State briefs for April 14

Honolulu building inspector pleads not guilty in bribe case

HONOLULU — A Honolulu building inspector pleaded not guilty Tuesday to allegations that he took bribes in exchange for favors, including nullifying a Waikiki building code violation.


Jason Dadez is among five former and current employees of the Honolulu Department of Planning and Permitting U.S. prosecutors say took bribes from architects, contractors and others.

A Honolulu architect and a building plans examiner pleaded guilty last week.

Dadez allegedly took bribes from an architect who owned a building in Waikiki. In exchange, he provided favors, including nullifying a code violation at the building, an indictment alleges.

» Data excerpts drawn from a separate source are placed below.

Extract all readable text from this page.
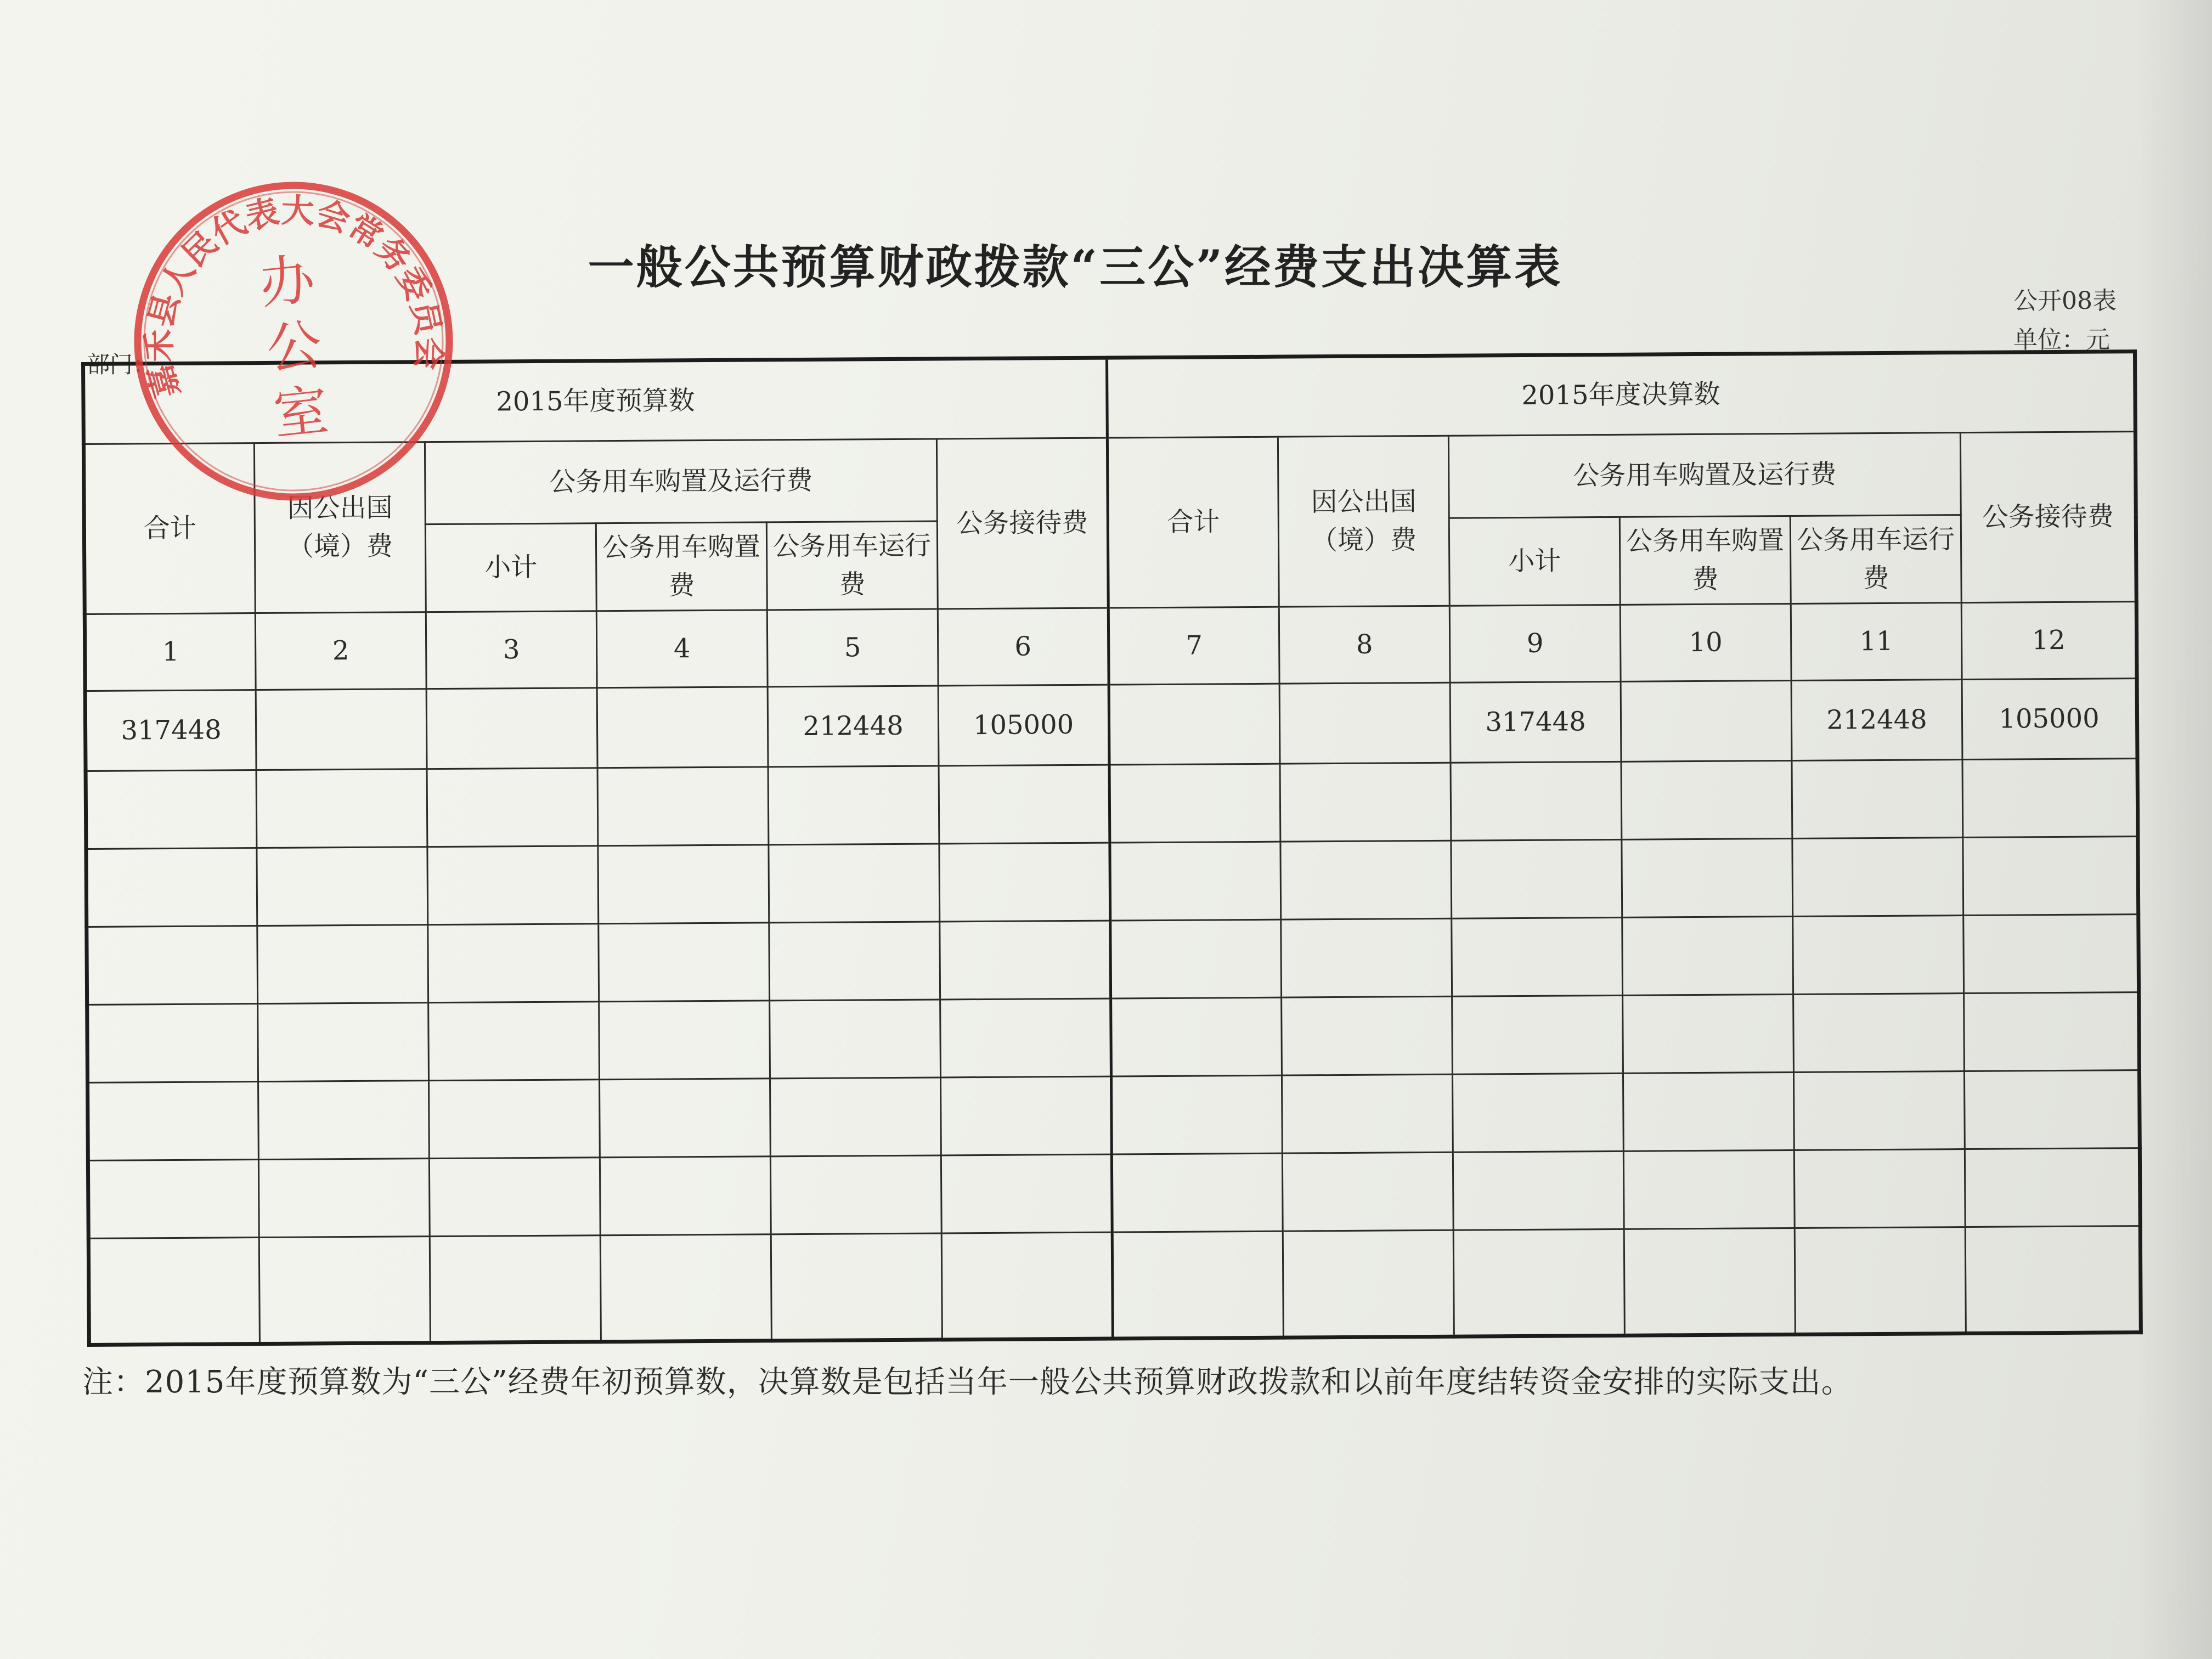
一般公共预算财政拨款“三公”经费支出决算表
公开08表
单位：元
部门：
2015年度预算数						2015年度决算数					
合计	因公出国（境）费	公务用车购置及运行费			公务接待费	合计	因公出国（境）费	公务用车购置及运行费			公务接待费
		小计	公务用车购置费	公务用车运行费				小计	公务用车购置费	公务用车运行费	
1	2	3	4	5	6	7	8	9	10	11	12
317448				212448	105000			317448		212448	105000

注：2015年度预算数为“三公”经费年初预算数，决算数是包括当年一般公共预算财政拨款和以前年度结转资金安排的实际支出。
嘉禾县人民代表大会常务委员会
办
公
室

Prosecutors also accuse him of other favors in exchange for bribes, including processing two applications for a wall sign at a Waipahu restaurant and processing permit applications for a solar contractor.

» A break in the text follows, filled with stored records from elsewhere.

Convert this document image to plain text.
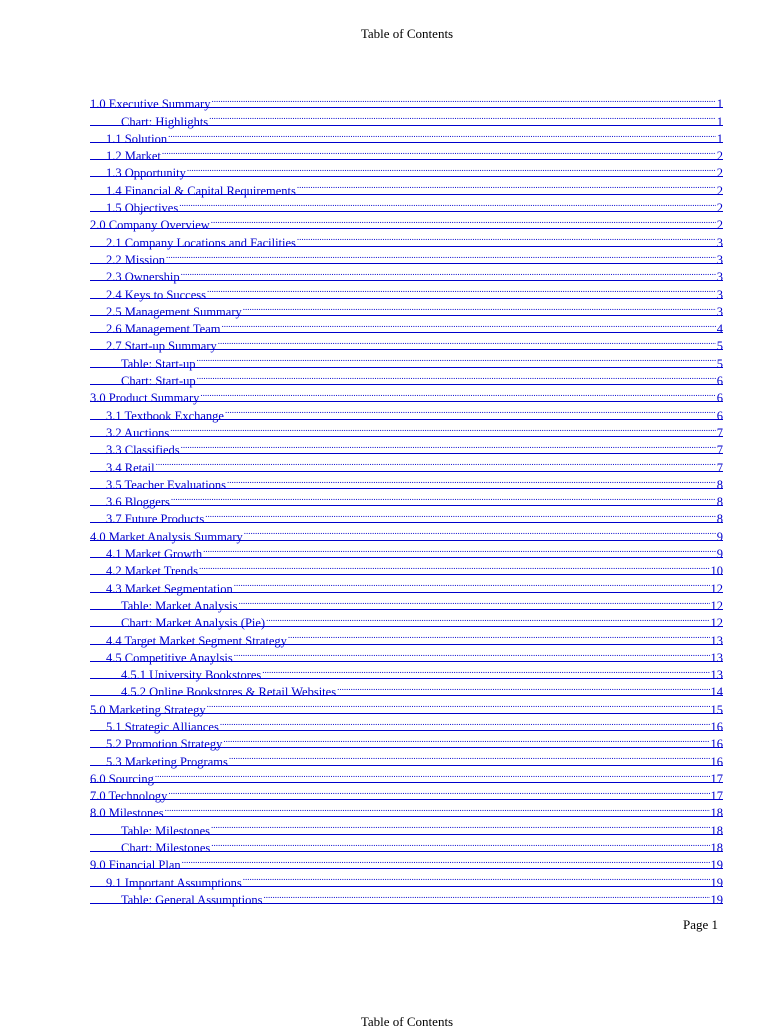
Table of Contents
1.0 Executive Summary .....	1
Chart: Highlights .....	1
1.1 Solution .....	1
1.2 Market .....	2
1.3 Opportunity .....	2
1.4 Financial & Capital Requirements .....	2
1.5 Objectives .....	2
2.0 Company Overview .....	2
2.1 Company Locations and Facilities .....	3
2.2 Mission .....	3
2.3 Ownership .....	3
2.4 Keys to Success .....	3
2.5 Management Summary .....	3
2.6 Management Team .....	4
2.7 Start-up Summary .....	5
Table: Start-up .....	5
Chart: Start-up .....	6
3.0 Product Summary .....	6
3.1 Textbook Exchange .....	6
3.2 Auctions .....	7
3.3 Classifieds .....	7
3.4 Retail .....	7
3.5 Teacher Evaluations .....	8
3.6 Bloggers .....	8
3.7 Future Products .....	8
4.0 Market Analysis Summary .....	9
4.1 Market Growth .....	9
4.2 Market Trends .....	10
4.3 Market Segmentation .....	12
Table: Market Analysis .....	12
Chart: Market Analysis (Pie) .....	12
4.4 Target Market Segment Strategy .....	13
4.5 Competitive Anaylsis .....	13
4.5.1 University Bookstores .....	13
4.5.2 Online Bookstores & Retail Websites .....	14
5.0 Marketing Strategy .....	15
5.1 Strategic Alliances .....	16
5.2 Promotion Strategy .....	16
5.3 Marketing Programs .....	16
6.0 Sourcing .....	17
7.0 Technology .....	17
8.0 Milestones .....	18
Table: Milestones .....	18
Chart: Milestones .....	18
9.0 Financial Plan .....	19
9.1 Important Assumptions .....	19
Table: General Assumptions .....	19
Page 1
Table of Contents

Dadez, who remains on paid leave pending the outcome of his case, is scheduled to go to trial in June.

Bill would increase fines for illegal tour buses

HONOLULU — A bill proposed by lawmakers would significantly increase fines for tour bus companies that repeatedly break state law.

State legislators this year have sought to crack down on tourist buses that illegally take up rows of parking spots, block residential driveways and drop visitors off in locations coveted by locals.

Under the provisions of the proposed bill, the Hawaii Public Utilities Commission could fine operators $5,000 for the fourth and any subsequent offenses during a calendar year. The current maximum fine is $1,000. The commission regulates motor carriers.

The bill cleared both chambers of the state Legislature is set to enter a final round of negotiations between the two chambers before it is sent to the governor’s office for veto or approval.

The laws that regulate tour buses vary by location in the state.

Gareth Sakakida, the managing director of the Hawaii Transportation Association, which represents the commercial ground transportation industry, said his agency supports the proposed bill.

“This gives the PUC a bigger hammer,” Sakakida said. “Anything that the PUC wants to help their enforcement effort, we support.”


Public Utilities Commission Chairman Jay Griffin said between 2019 and the coronavirus pandemic, the commission issued 74 citations for improperly-operated tour vehicles.

But Griffin said since April 2020, the commission suspended citations because of the pandemic. Enforcement is expect to resume in the coming months, Griffin said.